His advice had not been altogether wasted on me. I got into the habit of thinking things over carefully. The trouble was I didn’t always follow out my conclusions. I knew I was taking a chance staying in Canada after my escape; yet I stayed. I had long realized that my every act was wrong and criminal; yet I never thought of changing my ways. After thinking it all over with all the clarity and logic and fairness I could command, I was convinced that nobody but myself was to blame, and that I had just drifted along from one thing to another until I was on the rocks. I hadn’t been forced into this life, and this predicament, by any set of circumstances or any power beyond my control. I had traveled along this road largely of my own free will, and it followed that I could get on the right road any time I willed it.
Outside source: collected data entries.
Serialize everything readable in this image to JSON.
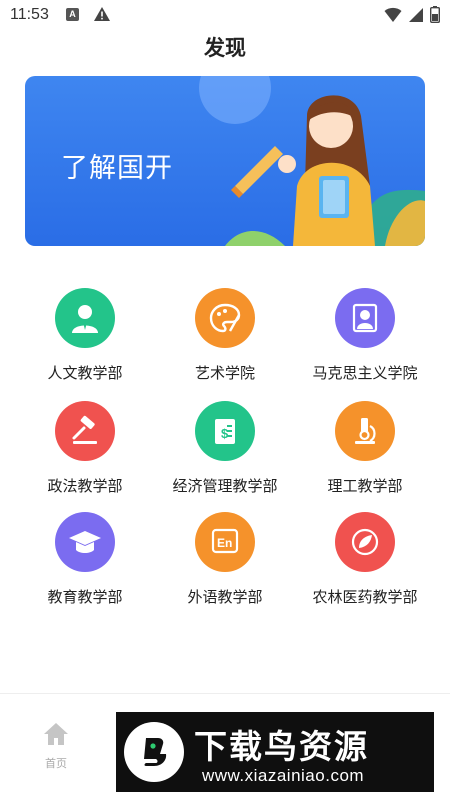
{
  "status_bar": {
    "time": "11:53",
    "notification_letter": "A"
  },
  "page": {
    "title": "发现"
  },
  "banner": {
    "text": "了解国开"
  },
  "departments": [
    {
      "label": "人文教学部",
      "color": "#23c48a",
      "icon": "person-icon"
    },
    {
      "label": "艺术学院",
      "color": "#f5922b",
      "icon": "palette-icon"
    },
    {
      "label": "马克思主义学院",
      "color": "#7b6cf0",
      "icon": "portrait-icon"
    },
    {
      "label": "政法教学部",
      "color": "#f0524f",
      "icon": "gavel-icon"
    },
    {
      "label": "经济管理教学部",
      "color": "#23c48a",
      "icon": "ledger-icon"
    },
    {
      "label": "理工教学部",
      "color": "#f5922b",
      "icon": "microscope-icon"
    },
    {
      "label": "教育教学部",
      "color": "#7b6cf0",
      "icon": "graduation-cap-icon"
    },
    {
      "label": "外语教学部",
      "color": "#f5922b",
      "icon": "language-icon",
      "icon_text": "En"
    },
    {
      "label": "农林医药教学部",
      "color": "#f0524f",
      "icon": "leaf-icon"
    }
  ],
  "bottom_nav": {
    "home_label": "首页"
  },
  "watermark": {
    "title": "下载鸟资源",
    "url": "www.xiazainiao.com"
  }
}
Strangely enough, I didn’t will to do it then and there. It seemed enough to know and feel I could do it if I wanted to. No use making resolutions until my sentence of two years was in. I would wait and see what that brought forth.

The same train that I was arrested on, in charge of the conductor I gave the bill to, carried me to the prison at New Westminster. My Scotch jailer loaded me with irons and handcuffed me to a seat to make sure of me and he delivered me safely. At the town of New Westminster I looked about me with interest; it was my birthplace. My parents were married in the United States, but spent the first year of their married life in British Columbia, where my father had some small business interests. He was a British subject and never took the trouble to become an American. That left me a subject of Great Britain, which I still am.